考察から、次にやるべきこととして考えられるすべての可能性を挙げておく。


3. 「さすがにこれは忘れないだろう」と思うことでも細かく記述しておく
人は忘れる。がんばって実験量を増やせば増やすほど忘れる。当たり前と思っていたことも忘れる。絶対に忘れないと思っていても忘れる。


4. サンプルの保存場所なども書いておく
3と関連する。自分も昔(今もたまに)そうだったが、サンプルの保管場所はすぐ忘れる。時間の節約のためにも、サンプルの保存場所や保管方法もしっかり書いておく。


5. プリントアウトして用いたもの(手順など)はノートに貼る
紙だけを別のファイルに挟んでおく手もあるが、ノートに貼ったほうが後々見やすい。紙だけだとバラバラになったりする恐れもある(経験がある)のであまり勧められない。

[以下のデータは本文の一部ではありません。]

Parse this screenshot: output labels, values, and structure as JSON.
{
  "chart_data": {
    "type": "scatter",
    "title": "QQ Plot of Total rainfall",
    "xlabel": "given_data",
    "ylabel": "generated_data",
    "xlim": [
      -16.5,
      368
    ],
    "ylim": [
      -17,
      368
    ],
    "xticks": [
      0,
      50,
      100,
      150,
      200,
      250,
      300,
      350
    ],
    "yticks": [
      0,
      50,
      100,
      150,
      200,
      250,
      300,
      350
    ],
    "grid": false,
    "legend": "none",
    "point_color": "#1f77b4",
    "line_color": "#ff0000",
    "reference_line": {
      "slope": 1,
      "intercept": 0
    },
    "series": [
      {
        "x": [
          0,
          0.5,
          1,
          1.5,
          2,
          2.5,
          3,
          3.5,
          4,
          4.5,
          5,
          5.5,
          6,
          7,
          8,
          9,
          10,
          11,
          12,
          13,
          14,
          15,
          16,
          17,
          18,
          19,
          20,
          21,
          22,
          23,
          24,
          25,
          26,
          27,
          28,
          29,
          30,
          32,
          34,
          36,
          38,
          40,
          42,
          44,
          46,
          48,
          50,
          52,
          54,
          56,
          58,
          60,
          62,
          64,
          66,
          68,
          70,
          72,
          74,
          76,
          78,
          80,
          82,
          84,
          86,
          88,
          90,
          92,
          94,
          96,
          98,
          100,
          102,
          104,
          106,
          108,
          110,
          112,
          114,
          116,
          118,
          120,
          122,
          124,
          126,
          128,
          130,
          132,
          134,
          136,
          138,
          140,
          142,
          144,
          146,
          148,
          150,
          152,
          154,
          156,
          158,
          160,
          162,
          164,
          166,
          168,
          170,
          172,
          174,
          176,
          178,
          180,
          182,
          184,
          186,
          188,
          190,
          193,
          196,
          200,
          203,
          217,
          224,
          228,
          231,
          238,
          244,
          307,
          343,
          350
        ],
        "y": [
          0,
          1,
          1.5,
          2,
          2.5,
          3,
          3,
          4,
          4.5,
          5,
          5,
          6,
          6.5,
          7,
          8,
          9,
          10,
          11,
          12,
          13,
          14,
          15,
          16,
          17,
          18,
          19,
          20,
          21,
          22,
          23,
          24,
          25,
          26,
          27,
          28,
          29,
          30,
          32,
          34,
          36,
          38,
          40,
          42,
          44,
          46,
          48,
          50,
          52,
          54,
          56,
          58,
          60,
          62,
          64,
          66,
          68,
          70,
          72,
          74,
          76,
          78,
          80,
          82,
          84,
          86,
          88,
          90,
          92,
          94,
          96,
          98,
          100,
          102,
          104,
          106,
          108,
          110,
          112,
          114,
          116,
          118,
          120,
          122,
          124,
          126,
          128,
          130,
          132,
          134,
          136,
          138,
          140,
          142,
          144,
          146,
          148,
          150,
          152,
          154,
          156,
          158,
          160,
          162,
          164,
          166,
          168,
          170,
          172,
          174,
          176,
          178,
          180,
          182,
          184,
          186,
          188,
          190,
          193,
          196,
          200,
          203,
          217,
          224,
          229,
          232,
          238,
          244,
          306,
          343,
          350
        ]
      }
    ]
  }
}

6. 頭の中で考えたこともなるべく記述として残しておく
簡単なプライマーの設計などは、頭の中で考えて大した記録にも残さないが、やはりこれらも残しておくと後々役に立つこともある。初学者は特に。


7. なるべく生(に近い)データを貼る
生データがベストだが、例えば最近のアガロース電気泳動の写真や、ウエスタンブロットなどではフィルムに現像をしたりするラボは少なくなっているだろう。もはや生データとは何か?ということになる。そんな時でも、例えば目的の位置のバンドだけを切り抜くのではなく、ゲル全体の写真をプリントアウトしたものを貼るべき。